Pustaka
Bahasa Indonesia
Bab
Pengaturan

Bab 4 – Creepy Danger

“Kau jahat! Kau tega mengotoriku!” Entah keberanian dari mana Camelia melangkah maju, dan langsung memukul dada bidang Dominic sekuat tenaganya. Tak sanggup menahan air mata, Camelia menangis sekeras mungkin di depan Dominic. Tangis yang tersirat betapa menderitanya gadis itu. Kulit Camelia begitu putih, menangis sesegukan membuat wajah, hidung, dan matanya sangat merah.

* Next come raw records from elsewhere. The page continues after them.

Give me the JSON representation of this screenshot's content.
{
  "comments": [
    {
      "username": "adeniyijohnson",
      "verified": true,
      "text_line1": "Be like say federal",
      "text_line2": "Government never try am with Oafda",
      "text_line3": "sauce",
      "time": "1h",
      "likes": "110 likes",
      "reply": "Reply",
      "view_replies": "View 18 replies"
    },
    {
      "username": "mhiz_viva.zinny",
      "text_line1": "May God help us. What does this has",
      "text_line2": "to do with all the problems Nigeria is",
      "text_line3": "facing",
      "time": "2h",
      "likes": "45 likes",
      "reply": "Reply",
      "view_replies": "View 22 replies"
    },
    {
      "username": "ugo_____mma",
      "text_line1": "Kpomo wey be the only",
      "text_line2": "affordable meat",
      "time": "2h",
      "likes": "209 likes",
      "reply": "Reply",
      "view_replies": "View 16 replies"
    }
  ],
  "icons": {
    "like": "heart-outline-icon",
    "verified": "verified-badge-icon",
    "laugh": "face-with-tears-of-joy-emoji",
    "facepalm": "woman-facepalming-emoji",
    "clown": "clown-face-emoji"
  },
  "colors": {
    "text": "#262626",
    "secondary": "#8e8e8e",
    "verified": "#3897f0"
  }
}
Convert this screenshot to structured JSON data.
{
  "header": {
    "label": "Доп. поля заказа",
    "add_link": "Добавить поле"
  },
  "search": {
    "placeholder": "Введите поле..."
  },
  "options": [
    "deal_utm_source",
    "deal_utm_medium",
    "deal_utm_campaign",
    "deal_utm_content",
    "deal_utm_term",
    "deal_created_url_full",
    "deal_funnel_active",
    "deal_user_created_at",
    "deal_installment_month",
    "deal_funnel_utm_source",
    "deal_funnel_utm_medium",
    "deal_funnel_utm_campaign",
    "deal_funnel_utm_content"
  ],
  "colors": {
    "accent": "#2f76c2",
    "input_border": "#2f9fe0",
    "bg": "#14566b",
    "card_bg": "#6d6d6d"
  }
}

“Apa kau sudah gila?!” Dengan satu tangan kokoh Dominic, pria itu menangkup kedua tangan Camelia kasar. Menatap Camelia tajam, menusuk, layaknya pembunuh berdarah dingin. Hal tergila dalam hidup Dominic adalah dia tak mengerti akan maksud dari ucapan konyol Camelia.

“K-kau sudah menghamiliku! Kau tega! Kau jahat!” isak Camelia sesegukan dan berusaha meronta kala Dominic mencengkram tangannya. Sayangnya, tenaga Camelia hanya bagaikan kapas untuk Dominic. Tangan Camelia tak bisa lepas dari jerat Dominic.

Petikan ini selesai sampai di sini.